Probing Primordial Black Hole Formation from Domain Wall Isocurvature Perturbations: Constraints and Implications

TL;DR

This paper investigates how domain wall-induced isocurvature perturbations can lead to primordial black hole formation, providing constraints on models with discrete symmetries based on observational data.

Contribution

It introduces a novel mechanism linking domain wall fluctuations to primordial black hole formation and derives constraints on discrete symmetry models from observational limits.

Findings

Models with $Z_2$ symmetry are excluded by pulsar timing array data.

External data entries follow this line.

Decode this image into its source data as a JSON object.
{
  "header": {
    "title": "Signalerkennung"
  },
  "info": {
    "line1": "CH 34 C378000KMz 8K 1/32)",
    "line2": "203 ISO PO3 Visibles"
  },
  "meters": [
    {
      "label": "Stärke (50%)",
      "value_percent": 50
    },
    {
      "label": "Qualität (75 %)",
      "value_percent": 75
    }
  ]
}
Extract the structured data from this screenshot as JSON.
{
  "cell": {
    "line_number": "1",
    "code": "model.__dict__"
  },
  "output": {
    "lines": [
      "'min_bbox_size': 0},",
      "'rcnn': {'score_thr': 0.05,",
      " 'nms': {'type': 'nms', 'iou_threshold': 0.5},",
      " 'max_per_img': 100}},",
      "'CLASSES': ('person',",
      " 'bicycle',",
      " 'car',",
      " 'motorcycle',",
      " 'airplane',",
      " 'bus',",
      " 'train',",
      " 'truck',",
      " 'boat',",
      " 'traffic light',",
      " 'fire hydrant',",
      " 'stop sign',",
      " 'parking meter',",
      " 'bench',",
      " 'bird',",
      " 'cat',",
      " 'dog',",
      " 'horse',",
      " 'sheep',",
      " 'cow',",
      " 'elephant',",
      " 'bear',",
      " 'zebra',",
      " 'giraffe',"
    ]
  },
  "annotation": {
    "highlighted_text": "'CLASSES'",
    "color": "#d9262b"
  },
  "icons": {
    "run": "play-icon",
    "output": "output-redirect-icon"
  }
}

Models with about 10 domain walls are constrained due to black hole overproduction.

The mechanism constrains the parameter space of discrete symmetry models.

Abstract

Domain walls are topological defects produced by the spontaneous symmetry-breaking of discrete symmetry during cosmological phase transitions. Domain walls can significantly contribute to the energy density in the late-evolution stage. We propose that the density perturbations from the fluctuations in the number density of the domain walls could collapse to form primordial black holes. This mechanism becomes effective when the domain wall energy density ratio to that of the radiation reaches about 0.1 in the radiation-dominated Universe. We find that models with $Z_2$ symmetry are excluded for interpreting pulsar timing array observations on the nano-Hz gravitational wave background since this model's domain wall number density fluctuations could lead to an overabundance of the primordial black holes. Moreover, the models, which generate approximately $N\sim 10$ domain walls from the spontaneous breaking of a discrete $Z_N$ symmetry, are also subject to stringent constraints due to the overproduction of primordial black holes.